AKT is part of the PI3-Kinase signalling pathway, which goes awry in the majority of human cancers, including breast and lung cancer. It fuels the disease by promoting cancer cell growth, metabolism and survival.
Several drugs have been developed to inhibit AKT – some of which work exclusively by preventing AKT acting as a catalyst for phosphorylation, while others change AKT’s 3D shape, which also blocks its association with other molecules in cancer cells. Until now, it’s not been clear which treatment is more effective.
The authors of the study treated lung and breast cancer cells with PI3K mutations using both types of AKT inhibitors to compare their activity.
They found that MK-2206, an AKT inhibitor which alters the protein’s shape, blocked AKT activity in breast and lung cancer cells, and was successful at killing cancer cells.
The researchers found that MK-2206 prevented AKT from reaching the cell membrane, which the authors believe is critical to activating the AKT functions other than phosphorylation that are necessary for keeping cancer cells alive.
But other AKT inhibitors had the opposite effect, increasing phosphorylation at the surface of cells and switching on signals that tell cancer cells to survive.
The findings identify a new type of signalling for the PI3K pathway that could help cancer cells evade treatment, but which could be targeted by new drugs.

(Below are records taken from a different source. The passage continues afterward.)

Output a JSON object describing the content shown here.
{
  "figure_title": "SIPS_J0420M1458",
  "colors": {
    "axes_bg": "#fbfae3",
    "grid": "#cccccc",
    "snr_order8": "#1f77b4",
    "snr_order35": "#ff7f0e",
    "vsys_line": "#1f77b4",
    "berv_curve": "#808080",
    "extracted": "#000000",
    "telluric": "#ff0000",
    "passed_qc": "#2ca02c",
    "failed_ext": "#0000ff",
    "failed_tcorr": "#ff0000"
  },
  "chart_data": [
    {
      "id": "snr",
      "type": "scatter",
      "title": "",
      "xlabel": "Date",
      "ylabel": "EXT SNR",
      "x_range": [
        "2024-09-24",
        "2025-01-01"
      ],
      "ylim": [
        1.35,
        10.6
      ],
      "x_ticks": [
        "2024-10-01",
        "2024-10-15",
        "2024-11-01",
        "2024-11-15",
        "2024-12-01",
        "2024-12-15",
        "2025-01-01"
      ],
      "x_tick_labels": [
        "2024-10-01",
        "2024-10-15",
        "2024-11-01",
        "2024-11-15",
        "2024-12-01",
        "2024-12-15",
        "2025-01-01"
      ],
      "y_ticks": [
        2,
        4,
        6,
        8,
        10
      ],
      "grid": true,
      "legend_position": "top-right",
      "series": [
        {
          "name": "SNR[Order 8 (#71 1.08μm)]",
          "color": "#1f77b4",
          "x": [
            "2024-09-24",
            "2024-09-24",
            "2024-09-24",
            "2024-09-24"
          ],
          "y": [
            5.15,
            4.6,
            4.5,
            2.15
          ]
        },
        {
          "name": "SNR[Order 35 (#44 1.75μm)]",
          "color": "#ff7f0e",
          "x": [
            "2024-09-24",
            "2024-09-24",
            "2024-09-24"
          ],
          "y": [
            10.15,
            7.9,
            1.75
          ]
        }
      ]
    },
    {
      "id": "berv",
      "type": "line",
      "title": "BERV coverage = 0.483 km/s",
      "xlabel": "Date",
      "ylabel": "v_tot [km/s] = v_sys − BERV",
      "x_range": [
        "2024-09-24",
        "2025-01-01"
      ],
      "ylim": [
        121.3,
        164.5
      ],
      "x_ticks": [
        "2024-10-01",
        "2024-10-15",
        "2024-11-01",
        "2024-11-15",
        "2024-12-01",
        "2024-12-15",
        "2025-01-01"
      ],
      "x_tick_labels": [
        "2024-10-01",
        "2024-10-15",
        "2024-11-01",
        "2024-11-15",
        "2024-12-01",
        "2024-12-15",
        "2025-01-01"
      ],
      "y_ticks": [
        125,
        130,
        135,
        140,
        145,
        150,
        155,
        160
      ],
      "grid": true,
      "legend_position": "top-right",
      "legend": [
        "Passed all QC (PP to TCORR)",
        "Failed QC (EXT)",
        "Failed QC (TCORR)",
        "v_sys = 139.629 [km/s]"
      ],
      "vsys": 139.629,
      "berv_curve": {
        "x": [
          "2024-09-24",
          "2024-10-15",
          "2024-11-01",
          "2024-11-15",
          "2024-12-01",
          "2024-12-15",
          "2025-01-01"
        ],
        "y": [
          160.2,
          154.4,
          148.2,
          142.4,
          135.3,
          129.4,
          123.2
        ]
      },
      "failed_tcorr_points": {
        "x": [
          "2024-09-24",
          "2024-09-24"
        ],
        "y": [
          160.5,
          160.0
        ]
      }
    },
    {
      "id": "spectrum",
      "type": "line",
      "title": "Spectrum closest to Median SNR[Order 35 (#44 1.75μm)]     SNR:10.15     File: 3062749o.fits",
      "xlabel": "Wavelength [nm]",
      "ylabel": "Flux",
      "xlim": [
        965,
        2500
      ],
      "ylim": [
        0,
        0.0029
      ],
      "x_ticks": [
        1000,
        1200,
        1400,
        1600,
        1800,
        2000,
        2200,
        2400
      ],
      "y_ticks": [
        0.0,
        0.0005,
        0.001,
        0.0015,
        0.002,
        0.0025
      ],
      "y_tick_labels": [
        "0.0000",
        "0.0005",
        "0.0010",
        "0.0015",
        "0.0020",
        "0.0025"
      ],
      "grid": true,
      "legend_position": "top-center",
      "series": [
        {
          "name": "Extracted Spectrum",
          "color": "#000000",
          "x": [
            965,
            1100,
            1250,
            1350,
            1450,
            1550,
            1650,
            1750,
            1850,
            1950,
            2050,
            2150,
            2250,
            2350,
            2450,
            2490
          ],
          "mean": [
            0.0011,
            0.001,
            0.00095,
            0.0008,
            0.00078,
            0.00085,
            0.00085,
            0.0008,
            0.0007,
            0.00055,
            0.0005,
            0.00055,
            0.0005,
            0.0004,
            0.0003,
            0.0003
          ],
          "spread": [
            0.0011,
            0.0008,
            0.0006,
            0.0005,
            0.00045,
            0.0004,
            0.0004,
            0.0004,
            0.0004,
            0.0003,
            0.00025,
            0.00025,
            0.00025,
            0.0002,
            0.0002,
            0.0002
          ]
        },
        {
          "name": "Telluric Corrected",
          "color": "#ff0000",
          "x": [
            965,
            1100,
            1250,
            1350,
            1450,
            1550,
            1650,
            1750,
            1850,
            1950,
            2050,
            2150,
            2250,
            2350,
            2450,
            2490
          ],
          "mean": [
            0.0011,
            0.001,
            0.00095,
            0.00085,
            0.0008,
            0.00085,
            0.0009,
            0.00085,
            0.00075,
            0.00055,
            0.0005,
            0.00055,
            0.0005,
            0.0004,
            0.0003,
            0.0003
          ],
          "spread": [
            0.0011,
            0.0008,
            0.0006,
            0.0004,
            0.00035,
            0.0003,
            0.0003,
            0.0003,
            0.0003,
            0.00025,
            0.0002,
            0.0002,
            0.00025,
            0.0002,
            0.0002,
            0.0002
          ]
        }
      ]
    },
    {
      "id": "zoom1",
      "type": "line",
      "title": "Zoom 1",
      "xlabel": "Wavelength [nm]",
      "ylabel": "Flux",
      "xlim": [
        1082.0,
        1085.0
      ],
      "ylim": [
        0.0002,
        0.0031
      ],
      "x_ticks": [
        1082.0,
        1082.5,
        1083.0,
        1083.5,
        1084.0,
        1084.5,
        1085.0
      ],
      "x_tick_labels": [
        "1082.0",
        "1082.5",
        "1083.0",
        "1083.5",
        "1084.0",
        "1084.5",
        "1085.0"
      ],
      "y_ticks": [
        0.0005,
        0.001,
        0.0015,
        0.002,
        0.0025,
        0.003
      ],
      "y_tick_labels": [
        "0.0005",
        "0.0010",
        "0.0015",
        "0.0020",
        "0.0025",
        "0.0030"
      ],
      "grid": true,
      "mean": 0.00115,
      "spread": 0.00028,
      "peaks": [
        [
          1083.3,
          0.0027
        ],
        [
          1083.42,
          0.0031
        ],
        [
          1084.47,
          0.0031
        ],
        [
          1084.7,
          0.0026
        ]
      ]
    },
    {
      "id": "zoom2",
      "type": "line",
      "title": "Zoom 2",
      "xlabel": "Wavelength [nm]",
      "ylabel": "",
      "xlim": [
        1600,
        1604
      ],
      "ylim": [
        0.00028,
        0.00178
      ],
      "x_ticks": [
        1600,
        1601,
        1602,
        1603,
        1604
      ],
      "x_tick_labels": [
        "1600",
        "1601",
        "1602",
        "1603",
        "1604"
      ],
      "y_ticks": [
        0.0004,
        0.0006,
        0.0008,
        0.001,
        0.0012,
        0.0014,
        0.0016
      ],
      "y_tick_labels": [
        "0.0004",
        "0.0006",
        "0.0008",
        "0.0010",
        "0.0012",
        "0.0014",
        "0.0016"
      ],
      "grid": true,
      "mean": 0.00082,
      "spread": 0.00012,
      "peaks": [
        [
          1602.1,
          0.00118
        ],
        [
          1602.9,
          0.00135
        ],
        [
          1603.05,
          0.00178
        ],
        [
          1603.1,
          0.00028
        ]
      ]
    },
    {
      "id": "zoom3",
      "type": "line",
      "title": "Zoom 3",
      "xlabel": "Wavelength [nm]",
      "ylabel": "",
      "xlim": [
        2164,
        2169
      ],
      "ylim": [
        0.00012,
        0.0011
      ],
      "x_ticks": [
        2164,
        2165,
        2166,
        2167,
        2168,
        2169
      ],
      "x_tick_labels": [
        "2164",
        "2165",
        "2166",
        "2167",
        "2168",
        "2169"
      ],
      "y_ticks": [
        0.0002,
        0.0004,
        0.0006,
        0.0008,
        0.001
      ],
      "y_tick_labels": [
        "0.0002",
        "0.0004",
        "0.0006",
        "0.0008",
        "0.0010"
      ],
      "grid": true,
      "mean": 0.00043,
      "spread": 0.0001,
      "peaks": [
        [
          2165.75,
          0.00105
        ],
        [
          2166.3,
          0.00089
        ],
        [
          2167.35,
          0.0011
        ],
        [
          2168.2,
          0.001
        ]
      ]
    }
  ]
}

Study co-author Dr Igor Vivanco, Leader of the Molecular Addictions Team at The Institute of Cancer Research, London, said: “The PI3K signalling pathway, of which the protein AKT plays a key role, is one of the most widely studied and most commonly deregulated pathways in human cancer. Our findings shed new light on its role in cancer and provide new evidence of a novel set of AKT-dependent signals that promote cell survival independently of previously reported activity.
“This study shows that some treatments targeting PI3K mutations in cancer cells could prevent one type of signalling mechanism driving cancer, only to have collateral damage on other processes that are just as harmful.
“Given our new understanding of how AKT functions, we need to rethink how we design drugs against it in a way that prevents these newly discovered signals, to maximise therapeutic benefit for patients.”